Biotech giant Biogen said on Thursday it garnered nearly $1.6 million in sales from its controversial Alzheimer’s drug last month after it was approved by the Food and Drug Administration in June.
The drug, marketed as EduHelm, is the first new treatment for Alzheimer’s in nearly 18 years and doctors hope it will not only ease symptoms but target the underlying disease.
The company said in its second quarter earnings report That drug, which was approved by the FDA on June 7, had sales of $1.6 million before the end of the quarter, which was June 30.
The company’s revenue from Aduhelm is modest right now, but the drug has just been launched. The company reported total revenue of about $2.8 billion for the quarter, down 25 percent from a year ago.

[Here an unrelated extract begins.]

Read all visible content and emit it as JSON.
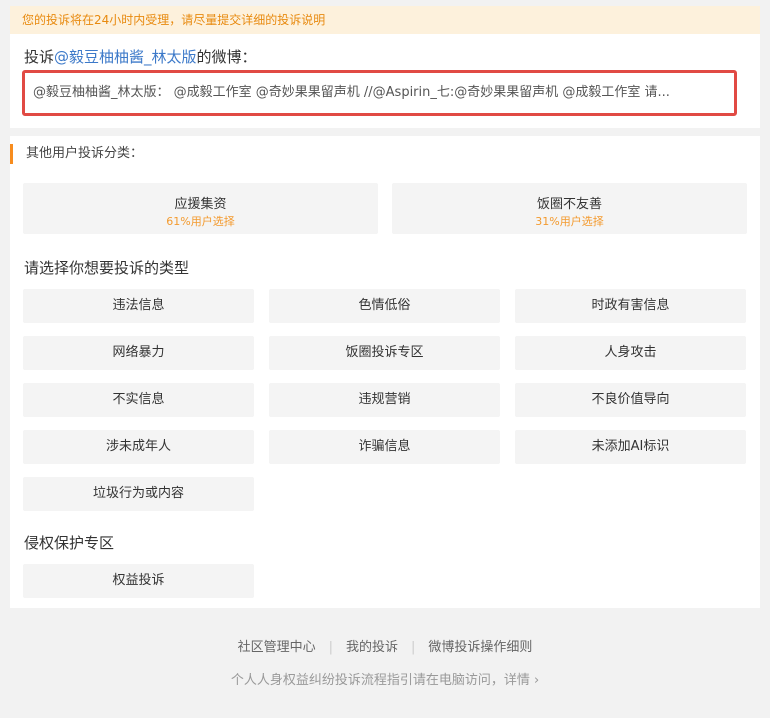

The company said it expects Eduhelm to continue to contribute modest revenue this year, with a ramp-up thereafter.
Biogen has put a price tag of $56,000 a year on EduHelm, angering some Alzheimer’s advocates and even raising questions among Wall Street analysts.
The drug’s approval by the FDA gave hope to the more than 6 million Americans living with Alzheimer’s—though some doctors objected to the approval, saying there wasn’t enough evidence to show it’s actually effective.
Three scientists on the panel advising the FDA have reportedly resigned following the drug’s approval.
“This may be the worst approval decision the FDA has made that I can remember,” said Dr. Aaron Kesselheim, According to the New York Times.
Despite concerns, last month a Rhode Island man became the first patient to receive a transfusion of the drug.
And questions have since been raised about whether the company played a role in influencing internal FDA deliberations.
Earlier this month, FDA Acting Commissioner Janet Woodcock called the independent office of the inspector general to investigate whether Biogen officials had met with FDA employees outside of formal correspondence.
“With regard to contacts between representatives of Biogen and the FDA during the review process, there are some that may occur outside of the formal correspondence process,” Woodcock wrote in a letter posted Friday to Acting Inspector General Christie Grimm.
“To the extent these concerns may undermine the public’s confidence in the FDA’s decision, I believe it is important that the incidence of the issue is reviewed by an independent body such as the Office of the Inspector General to determine whether there was an interaction between Biogen and the FDA. The FDA review staff was inconsistent with FDA policies and procedures.”